THE FOG IS SO MILKY and dense that the valley and mountains disappear in front of my eyes. I am at the quaint Makaibari Bungalow, sited beside the world’s first tea factory and estate of the same name in Kurseong, an hour and a half from Darjeeling. The original bungalow, more than 100 years old, burned down in an electrical fire in 2017. The refurbished structure retains some of its old-world charms—there are hand-woven Obeetee carpets in every room, wooden floors that creak under your feet, and a fireplace to remind you that winters are chilly here.
I hear a clamour down the hall—the workers are shouting at each other. I set down my first cup of green tea of the weekend and pace towards the hallway. The chef, his assistant, and the cleaning lady are struggling to shut the wooden front door. My travel partner, Stuti Jalan, also pops her head around the door of her room. “They are trying to keep the fog out,” she says with a smile.
In Darjeeling and the surrounding area, the fog floats low and thick, blanketing regions in a flash and affecting visibility. Scientists call it advection fog. “It is a pity,” says Jalan. “I wanted to spot the Kanchenjunga. It is an otherworldly sight.” I, on the other hand, am preoccupied with the eerie fog phenomenon. It carries both ominous and romantic dispositions.
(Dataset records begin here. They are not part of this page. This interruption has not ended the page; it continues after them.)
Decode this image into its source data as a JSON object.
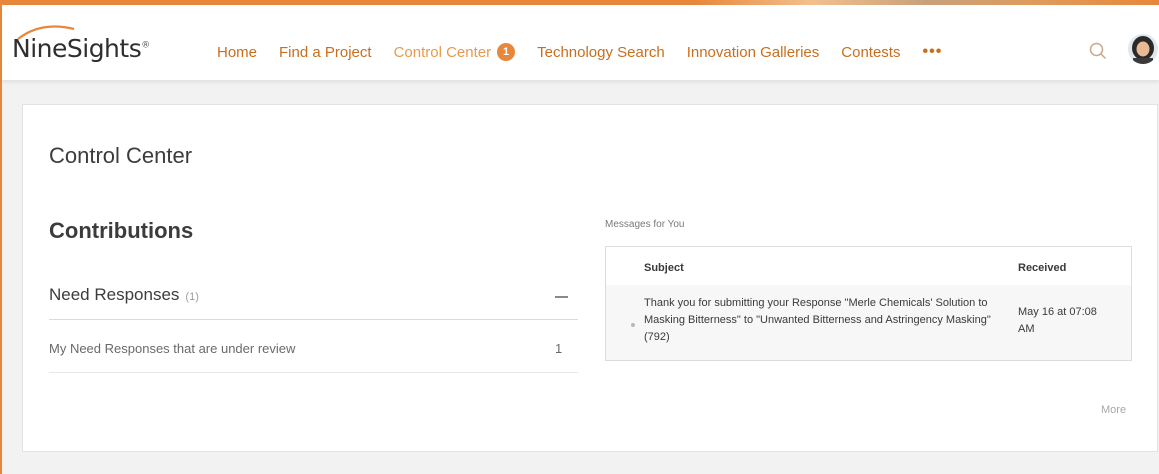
{
  "brand": {
    "logo_nine": "Nine",
    "logo_sights": "Sights",
    "logo_mark": "®",
    "accent_color": "#e8873b",
    "nav_color": "#c86f1e"
  },
  "nav": {
    "home": "Home",
    "find_project": "Find a Project",
    "control_center": "Control Center",
    "control_center_badge": "1",
    "technology_search": "Technology Search",
    "innovation_galleries": "Innovation Galleries",
    "contests": "Contests",
    "more": "•••"
  },
  "page": {
    "title": "Control Center"
  },
  "contributions": {
    "title": "Contributions",
    "need_responses_label": "Need Responses",
    "need_responses_count": "(1)",
    "row_label": "My Need Responses that are under review",
    "row_count": "1"
  },
  "messages": {
    "title": "Messages for You",
    "col_subject": "Subject",
    "col_received": "Received",
    "rows": [
      {
        "subject": "Thank you for submitting your Response \"Merle Chemicals' Solution to Masking Bitterness\" to \"Unwanted Bitterness and Astringency Masking\" (792)",
        "received": "May 16 at 07:08 AM"
      }
    ],
    "more": "More"
  },
  "icons": {
    "search": "search-icon",
    "avatar": "user-avatar",
    "collapse": "minus-icon",
    "bullet": "bullet-icon"
  }
}
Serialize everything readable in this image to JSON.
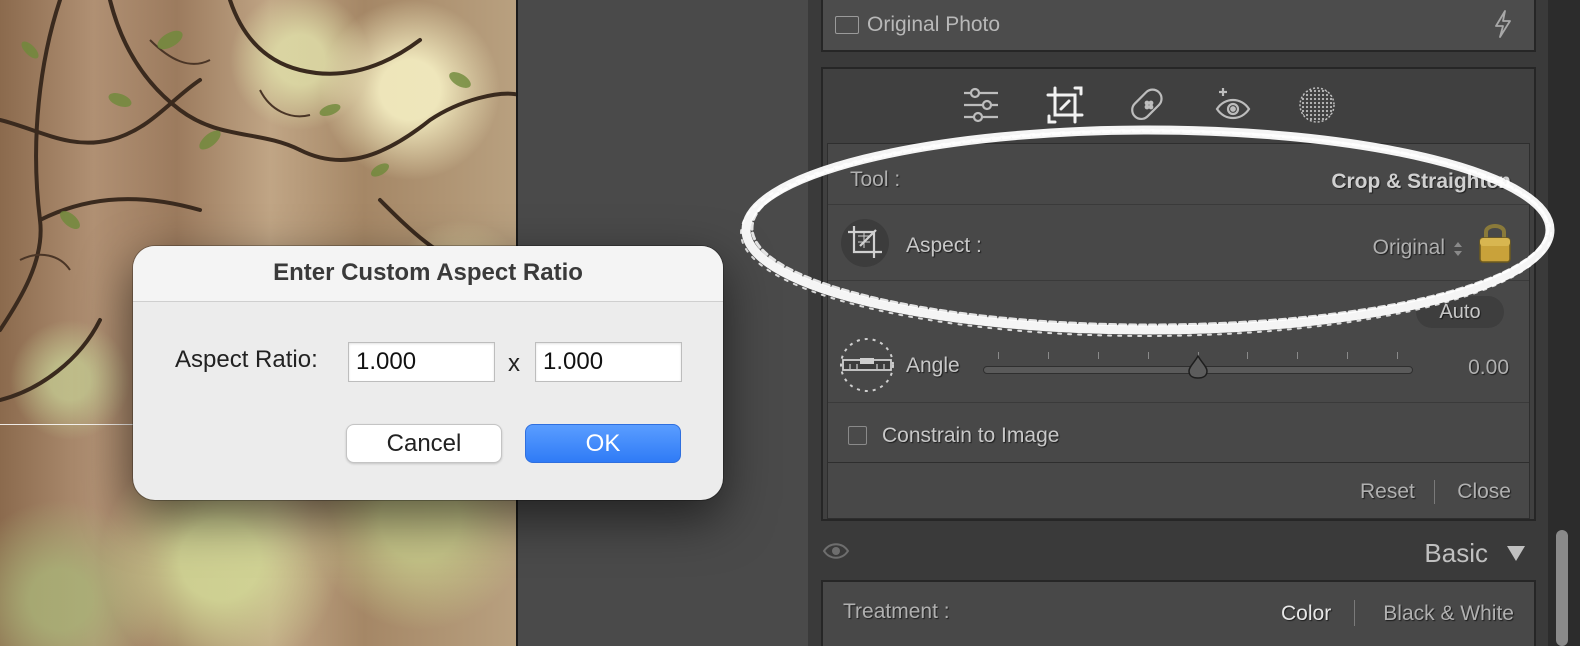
{
  "original_photo": {
    "label": "Original Photo",
    "icon": "bolt-icon"
  },
  "toolstrip": {
    "icons": [
      "edit-sliders-icon",
      "crop-icon",
      "healing-bandage-icon",
      "redeye-icon",
      "mask-icon"
    ]
  },
  "crop": {
    "tool_label": "Tool :",
    "tool_value": "Crop & Straighten",
    "aspect_label": "Aspect :",
    "aspect_value": "Original",
    "auto_label": "Auto",
    "angle_label": "Angle",
    "angle_value": "0.00",
    "angle_position": 0.5,
    "constrain_label": "Constrain to Image",
    "constrain_checked": false,
    "reset_label": "Reset",
    "close_label": "Close"
  },
  "basic": {
    "title": "Basic",
    "treatment_label": "Treatment :",
    "color_label": "Color",
    "bw_label": "Black & White"
  },
  "dialog": {
    "title": "Enter Custom Aspect Ratio",
    "aspect_ratio_label": "Aspect Ratio:",
    "width_value": "1.000",
    "separator": "x",
    "height_value": "1.000",
    "cancel_label": "Cancel",
    "ok_label": "OK"
  },
  "colors": {
    "accent_blue": "#2f7bf6",
    "panel": "#404040",
    "lock_gold": "#c9a23a"
  }
}
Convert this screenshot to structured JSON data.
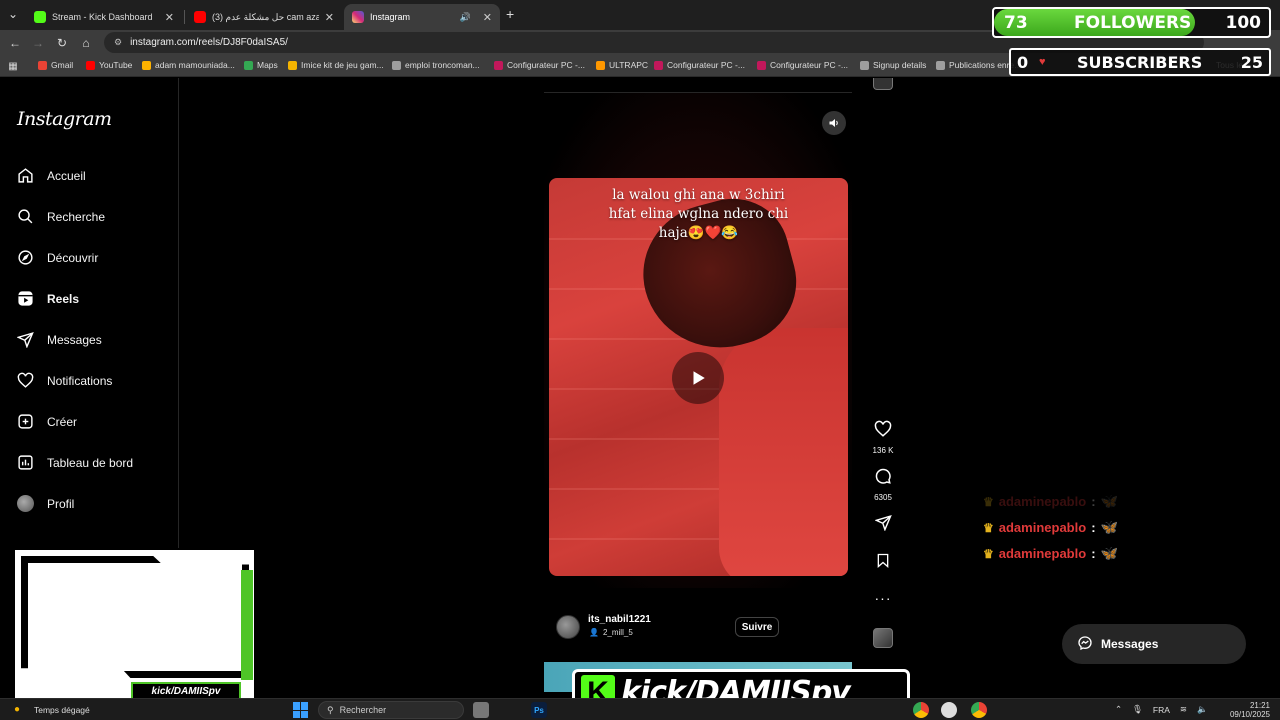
{
  "browser": {
    "tabs": [
      {
        "title": "Stream - Kick Dashboard",
        "color": "#53fc18",
        "active": false
      },
      {
        "title": "حل مشكلة عدم (3) cam azaar كـ",
        "color": "#ff0000",
        "active": false
      },
      {
        "title": "Instagram",
        "color": "#e1306c",
        "active": true
      }
    ],
    "new_tab_label": "+",
    "url": "instagram.com/reels/DJ8F0daISA5/",
    "bookmarks": [
      {
        "label": "Gmail",
        "color": "#ea4335"
      },
      {
        "label": "YouTube",
        "color": "#ff0000"
      },
      {
        "label": "adam mamouniada...",
        "color": "#ffb300"
      },
      {
        "label": "Maps",
        "color": "#34a853"
      },
      {
        "label": "Imice kit de jeu gam...",
        "color": "#f4b400"
      },
      {
        "label": "emploi troncoman...",
        "color": "#9e9e9e"
      },
      {
        "label": "Configurateur PC -...",
        "color": "#c2185b"
      },
      {
        "label": "ULTRAPC",
        "color": "#ff9800"
      },
      {
        "label": "Configurateur PC -...",
        "color": "#c2185b"
      },
      {
        "label": "Configurateur PC -...",
        "color": "#c2185b"
      },
      {
        "label": "Signup details",
        "color": "#9e9e9e"
      },
      {
        "label": "Publications enre...",
        "color": "#9e9e9e"
      }
    ],
    "all_bookmarks": "Tous les"
  },
  "instagram": {
    "logo": "Instagram",
    "nav": [
      {
        "label": "Accueil",
        "icon": "home-icon"
      },
      {
        "label": "Recherche",
        "icon": "search-icon"
      },
      {
        "label": "Découvrir",
        "icon": "compass-icon"
      },
      {
        "label": "Reels",
        "icon": "reels-icon"
      },
      {
        "label": "Messages",
        "icon": "send-icon"
      },
      {
        "label": "Notifications",
        "icon": "heart-icon"
      },
      {
        "label": "Créer",
        "icon": "plus-square-icon"
      },
      {
        "label": "Tableau de bord",
        "icon": "chart-icon"
      },
      {
        "label": "Profil",
        "icon": "avatar-icon"
      }
    ],
    "reel": {
      "caption_lines": [
        "la walou ghi ana w 3chiri",
        "hfat elina wglna ndero chi",
        "haja😍❤️😂"
      ],
      "likes": "136 K",
      "comments": "6305",
      "username": "its_nabil1221",
      "audio": "2_mill_5",
      "follow_label": "Suivre"
    },
    "messages_label": "Messages"
  },
  "overlay": {
    "followers_current": "73",
    "followers_label": "FOLLOWERS",
    "followers_goal": "100",
    "followers_progress": 0.73,
    "subs_current": "0",
    "subs_label": "SUBSCRIBERS",
    "subs_goal": "25",
    "chat": [
      {
        "user": "adaminepablo",
        "sep": ":",
        "emote": "🦋",
        "faded": true
      },
      {
        "user": "adaminepablo",
        "sep": ":",
        "emote": "🦋",
        "faded": false
      },
      {
        "user": "adaminepablo",
        "sep": ":",
        "emote": "🦋",
        "faded": false
      }
    ],
    "cam_label": "kick/DAMIISpv",
    "banner_k": "K",
    "banner_text": "kick/DAMIISpv"
  },
  "taskbar": {
    "weather": "Temps dégagé",
    "search_placeholder": "Rechercher",
    "lang": "FRA",
    "time": "21:21",
    "date": "09/10/2025"
  },
  "colors": {
    "kick_green": "#53fc18",
    "follower_green": "#4ec527",
    "chat_user": "#e03a3a",
    "crown": "#e4b21d"
  }
}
And so, I am a little disappointed when it clears, a few minutes after lunch. The estate manager, Sanjay Das, is at the door to take us on a drive around Makaibari. The tea estate spans over 60 ridges and 550 acres of Kurseong, or in effect, as far as your eyes can see. In 1988, it was certified as a fully organic tea garden. Das is as good a storyteller as he is a driver. And even though the trail is bone-shaking and steep (Makaibari is the steepest tea garden in the district of Darjeeling), I crane my neck and cock my ears from the backseat for the origin story of this iconic tea estate, whose patrons include Queen Elizabeth.